这就是我现在所得到的:
SELECT `p`.`name`, SUM(`count`) FROM `player_items`
LEFT JOIN `players` `p` ON (`p`.`id` = `player_items`.`player_id`)
WHERE `itemtype` IN (2148, 2152, 2160) GROUP by `player_id`, `itemtype`
它撤销玩家姓名和ID为2148,2152,2160的项目类型的SUM。
我需要重写此查询,以便为每个ID选择项目计数,这就是结果的样子:
| NAME | ITEM | COUNT |
| Player | 2148 | 10 |
| Player | 2152 | 760 |
| Player | 2160 | 0 |
| NAME | ITEM | COUNT |
| Player1 | 2148 | 890 |
| Player1 | 2152 | 5560 |
| Player1 | 2160 | 2584 |
结构:
Table name = player_items
ITEM ID(2148, 2152, 2160) - itemtype
ITEM COUNT - count.
请注意,每个商品ID都可以包含其他“COUNT”值,例如,对于player_items表中的一个玩家,它将如下所示:
PLAYER_NAME | 2148 | 10
PLAYER_NAME | 2148 | 4
PLAYER_NAME | 2148 | 4
PLAYER_NAME | 2152 | 60
PLAYER_NAME | 2152 | 20
PLAYER_NAME | 2160 | 100
如果你没有得到任何东西,请告诉我。
答案 0 :(得分:0)
我不太清楚你的问题是什么。

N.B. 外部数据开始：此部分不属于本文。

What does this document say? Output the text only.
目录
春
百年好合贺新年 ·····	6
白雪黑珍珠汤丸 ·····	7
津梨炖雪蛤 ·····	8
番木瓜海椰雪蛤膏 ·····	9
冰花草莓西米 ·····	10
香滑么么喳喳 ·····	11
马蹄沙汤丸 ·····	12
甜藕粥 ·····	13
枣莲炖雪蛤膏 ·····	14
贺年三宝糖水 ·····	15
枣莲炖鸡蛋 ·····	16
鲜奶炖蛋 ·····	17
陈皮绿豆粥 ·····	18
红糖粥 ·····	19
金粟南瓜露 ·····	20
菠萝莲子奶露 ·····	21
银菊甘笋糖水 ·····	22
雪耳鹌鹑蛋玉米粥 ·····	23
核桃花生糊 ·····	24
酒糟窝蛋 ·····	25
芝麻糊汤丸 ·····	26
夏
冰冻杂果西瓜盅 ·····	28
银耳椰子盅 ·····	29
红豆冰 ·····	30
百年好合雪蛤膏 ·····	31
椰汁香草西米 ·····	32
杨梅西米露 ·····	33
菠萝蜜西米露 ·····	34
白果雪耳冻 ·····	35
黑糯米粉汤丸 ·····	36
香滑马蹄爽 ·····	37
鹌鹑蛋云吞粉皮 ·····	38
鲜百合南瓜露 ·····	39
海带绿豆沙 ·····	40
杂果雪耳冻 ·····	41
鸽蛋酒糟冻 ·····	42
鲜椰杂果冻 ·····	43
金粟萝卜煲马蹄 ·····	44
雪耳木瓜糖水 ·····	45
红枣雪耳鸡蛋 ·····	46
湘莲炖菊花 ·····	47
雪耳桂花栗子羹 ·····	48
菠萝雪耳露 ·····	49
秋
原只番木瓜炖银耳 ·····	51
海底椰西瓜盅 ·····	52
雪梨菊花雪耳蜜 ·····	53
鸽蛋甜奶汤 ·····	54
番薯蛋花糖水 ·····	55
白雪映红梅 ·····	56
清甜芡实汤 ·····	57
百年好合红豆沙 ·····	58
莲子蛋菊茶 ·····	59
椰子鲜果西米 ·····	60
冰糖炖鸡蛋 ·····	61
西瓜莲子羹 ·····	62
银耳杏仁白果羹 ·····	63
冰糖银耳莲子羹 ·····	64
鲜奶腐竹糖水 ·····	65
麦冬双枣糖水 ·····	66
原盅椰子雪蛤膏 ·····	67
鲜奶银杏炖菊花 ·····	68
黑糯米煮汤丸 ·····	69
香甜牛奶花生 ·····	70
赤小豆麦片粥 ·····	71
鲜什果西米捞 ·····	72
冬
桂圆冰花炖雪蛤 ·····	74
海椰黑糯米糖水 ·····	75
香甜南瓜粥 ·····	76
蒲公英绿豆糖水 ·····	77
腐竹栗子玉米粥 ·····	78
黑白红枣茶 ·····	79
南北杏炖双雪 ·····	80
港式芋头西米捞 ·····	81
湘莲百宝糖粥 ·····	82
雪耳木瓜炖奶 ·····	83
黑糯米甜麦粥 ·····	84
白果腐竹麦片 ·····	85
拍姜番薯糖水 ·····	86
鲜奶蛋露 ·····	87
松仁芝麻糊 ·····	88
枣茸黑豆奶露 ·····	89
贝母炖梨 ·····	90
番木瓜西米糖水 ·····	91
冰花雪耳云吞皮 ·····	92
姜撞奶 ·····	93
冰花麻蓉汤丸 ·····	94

你不想只返回项目ID(称为itemtype)??
SELECT
`p`.`name` AS `Name`,
`i`.`itemtype` AS `Item`,
SUM(`i`.`count`) AS `Count`
FROM
`player_items` AS `i`
LEFT JOIN
`players` AS `p`
ON
(`p`.`id` = `i`.`player_id`)
WHERE
`i`.`itemtype` IN (2148, 2152, 2160)
GROUP BY
`i`.`player_id`,
`i`.`itemtype`
这是一个社区维基,因此可以根据需要进行更正。